Insulineafhankelijkheid en insuline-onafhankelijkheid
Alle weefsels van het menselijk lichaam kunnen worden onderverdeeld in insuline-afhankelijke en niet-insuline-afhankelijke. De eerste omvat spieren, vetweefsel en lever, de tweede - de rest. Deze indeling is gebaseerd op het principe dat suiker de weefsels binnendringt.
Insuline-afhankelijke weefsels kunnen alleen suiker uit het bloed opnemen als er insuline aanwezig is, wat de ‘deur’ voor suiker in de cellen opent. Zonder insuline kan suiker deze cellen niet binnendringen.
Suiker kan insuline-onafhankelijke weefsels binnendringen zonder de deelname van insuline. De ‘deuren’ staan altijd voor hen open. Deze weefsels omvatten de hersenen, het hart, de nieren, zenuwen, testikels en andere vitale organen.
Waarom maakte het lichaam zo’n scheiding? Feit is dat het werk van deze organen van cruciaal belang is voor het in stand houden van het leven, en verstoringen in hun functioneren zijn uiterst gevaarlijk. Daarom streeft het lichaam ernaar om ze eerst van energie te voorzien, ongeacht het insulineniveau in het bloed.
Wanneer de bloedsuikerspiegel na een maaltijd stijgt, instrueren de hersenen de alvleesklier om extra insuline te produceren.
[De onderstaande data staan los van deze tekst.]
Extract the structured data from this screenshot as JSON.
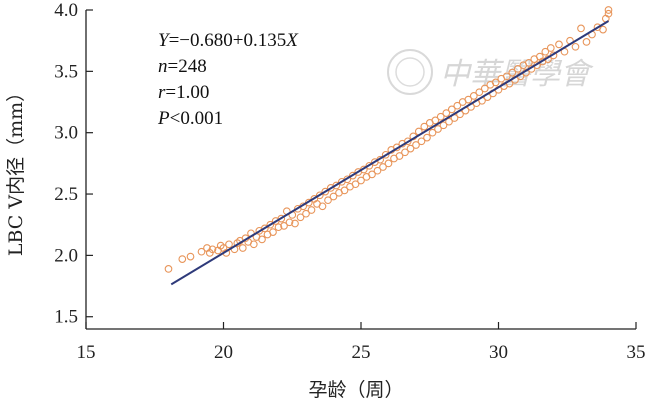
{
  "chart_data": {
    "type": "scatter",
    "title": "",
    "xlabel": "孕龄（周）",
    "ylabel": "LBC V内径（mm）",
    "xlim": [
      15,
      35
    ],
    "ylim": [
      1.4,
      4.0
    ],
    "xticks": [
      15,
      20,
      25,
      30,
      35
    ],
    "yticks": [
      1.5,
      2.0,
      2.5,
      3.0,
      3.5,
      4.0
    ],
    "x_tick_labels": [
      "15",
      "20",
      "25",
      "30",
      "35"
    ],
    "y_tick_labels": [
      "1.5",
      "2.0",
      "2.5",
      "3.0",
      "3.5",
      "4.0"
    ],
    "grid": false,
    "point_color": "#e8955a",
    "line_color": "#2e3a7a",
    "fit_line": {
      "intercept": -0.68,
      "slope": 0.135,
      "x_range": [
        18.1,
        34.0
      ]
    },
    "annotations": [
      {
        "prefix": "",
        "italic": "Y",
        "rest": "=−0.680+0.135",
        "italic2": "X"
      },
      {
        "prefix": "",
        "italic": "n",
        "rest": "=248",
        "italic2": ""
      },
      {
        "prefix": "",
        "italic": "r",
        "rest": "=1.00",
        "italic2": ""
      },
      {
        "prefix": "",
        "italic": "P",
        "rest": "<0.001",
        "italic2": ""
      }
    ],
    "points": [
      [
        18.0,
        1.89
      ],
      [
        18.5,
        1.97
      ],
      [
        18.8,
        1.99
      ],
      [
        19.2,
        2.03
      ],
      [
        19.4,
        2.06
      ],
      [
        19.5,
        2.02
      ],
      [
        19.6,
        2.05
      ],
      [
        19.8,
        2.04
      ],
      [
        19.9,
        2.08
      ],
      [
        20.0,
        2.06
      ],
      [
        20.1,
        2.02
      ],
      [
        20.2,
        2.09
      ],
      [
        20.4,
        2.05
      ],
      [
        20.5,
        2.1
      ],
      [
        20.6,
        2.12
      ],
      [
        20.7,
        2.06
      ],
      [
        20.8,
        2.14
      ],
      [
        20.9,
        2.11
      ],
      [
        21.0,
        2.18
      ],
      [
        21.1,
        2.09
      ],
      [
        21.2,
        2.15
      ],
      [
        21.3,
        2.2
      ],
      [
        21.4,
        2.13
      ],
      [
        21.5,
        2.22
      ],
      [
        21.6,
        2.17
      ],
      [
        21.7,
        2.25
      ],
      [
        21.8,
        2.19
      ],
      [
        21.9,
        2.28
      ],
      [
        22.0,
        2.23
      ],
      [
        22.1,
        2.3
      ],
      [
        22.2,
        2.24
      ],
      [
        22.3,
        2.36
      ],
      [
        22.4,
        2.27
      ],
      [
        22.5,
        2.33
      ],
      [
        22.6,
        2.26
      ],
      [
        22.7,
        2.38
      ],
      [
        22.8,
        2.31
      ],
      [
        22.9,
        2.4
      ],
      [
        23.0,
        2.34
      ],
      [
        23.1,
        2.43
      ],
      [
        23.2,
        2.37
      ],
      [
        23.3,
        2.46
      ],
      [
        23.4,
        2.42
      ],
      [
        23.5,
        2.49
      ],
      [
        23.6,
        2.4
      ],
      [
        23.7,
        2.52
      ],
      [
        23.8,
        2.45
      ],
      [
        23.9,
        2.55
      ],
      [
        24.0,
        2.48
      ],
      [
        24.1,
        2.57
      ],
      [
        24.2,
        2.51
      ],
      [
        24.3,
        2.6
      ],
      [
        24.4,
        2.53
      ],
      [
        24.5,
        2.62
      ],
      [
        24.6,
        2.56
      ],
      [
        24.7,
        2.65
      ],
      [
        24.8,
        2.58
      ],
      [
        24.9,
        2.68
      ],
      [
        25.0,
        2.61
      ],
      [
        25.1,
        2.7
      ],
      [
        25.2,
        2.64
      ],
      [
        25.3,
        2.73
      ],
      [
        25.4,
        2.66
      ],
      [
        25.5,
        2.76
      ],
      [
        25.6,
        2.69
      ],
      [
        25.7,
        2.78
      ],
      [
        25.8,
        2.72
      ],
      [
        25.9,
        2.82
      ],
      [
        26.0,
        2.75
      ],
      [
        26.1,
        2.86
      ],
      [
        26.2,
        2.79
      ],
      [
        26.3,
        2.88
      ],
      [
        26.4,
        2.81
      ],
      [
        26.5,
        2.91
      ],
      [
        26.6,
        2.84
      ],
      [
        26.7,
        2.93
      ],
      [
        26.8,
        2.87
      ],
      [
        26.9,
        2.97
      ],
      [
        27.0,
        2.9
      ],
      [
        27.1,
        3.01
      ],
      [
        27.2,
        2.93
      ],
      [
        27.3,
        3.05
      ],
      [
        27.4,
        2.96
      ],
      [
        27.5,
        3.08
      ],
      [
        27.6,
        3.0
      ],
      [
        27.7,
        3.1
      ],
      [
        27.8,
        3.03
      ],
      [
        27.9,
        3.13
      ],
      [
        28.0,
        3.06
      ],
      [
        28.1,
        3.16
      ],
      [
        28.2,
        3.09
      ],
      [
        28.3,
        3.19
      ],
      [
        28.4,
        3.12
      ],
      [
        28.5,
        3.22
      ],
      [
        28.6,
        3.15
      ],
      [
        28.7,
        3.25
      ],
      [
        28.8,
        3.18
      ],
      [
        28.9,
        3.27
      ],
      [
        29.0,
        3.21
      ],
      [
        29.1,
        3.3
      ],
      [
        29.2,
        3.24
      ],
      [
        29.3,
        3.33
      ],
      [
        29.4,
        3.26
      ],
      [
        29.5,
        3.36
      ],
      [
        29.6,
        3.29
      ],
      [
        29.7,
        3.39
      ],
      [
        29.8,
        3.32
      ],
      [
        29.9,
        3.41
      ],
      [
        30.0,
        3.35
      ],
      [
        30.1,
        3.44
      ],
      [
        30.2,
        3.38
      ],
      [
        30.3,
        3.46
      ],
      [
        30.4,
        3.4
      ],
      [
        30.5,
        3.49
      ],
      [
        30.6,
        3.43
      ],
      [
        30.7,
        3.52
      ],
      [
        30.8,
        3.46
      ],
      [
        30.9,
        3.55
      ],
      [
        31.0,
        3.49
      ],
      [
        31.1,
        3.57
      ],
      [
        31.2,
        3.52
      ],
      [
        31.3,
        3.6
      ],
      [
        31.4,
        3.55
      ],
      [
        31.5,
        3.62
      ],
      [
        31.6,
        3.58
      ],
      [
        31.7,
        3.66
      ],
      [
        31.8,
        3.6
      ],
      [
        31.9,
        3.69
      ],
      [
        32.0,
        3.63
      ],
      [
        32.2,
        3.72
      ],
      [
        32.4,
        3.66
      ],
      [
        32.6,
        3.75
      ],
      [
        32.8,
        3.7
      ],
      [
        33.0,
        3.85
      ],
      [
        33.2,
        3.74
      ],
      [
        33.4,
        3.8
      ],
      [
        33.6,
        3.86
      ],
      [
        33.8,
        3.84
      ],
      [
        33.9,
        3.93
      ],
      [
        34.0,
        3.97
      ],
      [
        34.0,
        4.0
      ]
    ]
  },
  "watermark": {
    "text": "中華醫學會"
  }
}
Insuline helpt overtollige suiker op te slaan in insuline-afhankelijke weefsels: spieren en lever. En insuline-onafhankelijke organen ontvangen suiker ongehinderd.
Als er bij diabetes niet voldoende insuline is, kan de suiker de “pakhuizen” niet binnendringen en door het lichaam circuleren. Insuline-onafhankelijke cellen worden gedwongen het te gebruiken, wat leidt tot de ophoping van sorbitol, een stof die water in weefsels vasthoudt. Dit veroorzaakt zwelling, schaadt de bloedcirculatie en leidt uiteindelijk tot ernstige complicaties van diabetes.
Daarom is het bij diabetes erg belangrijk om de suikerspiegels onder controle te houden met insuline om een te hoge bloedsuikerspiegel en de ophoping van gevaarlijke sorbitol te voorkomen.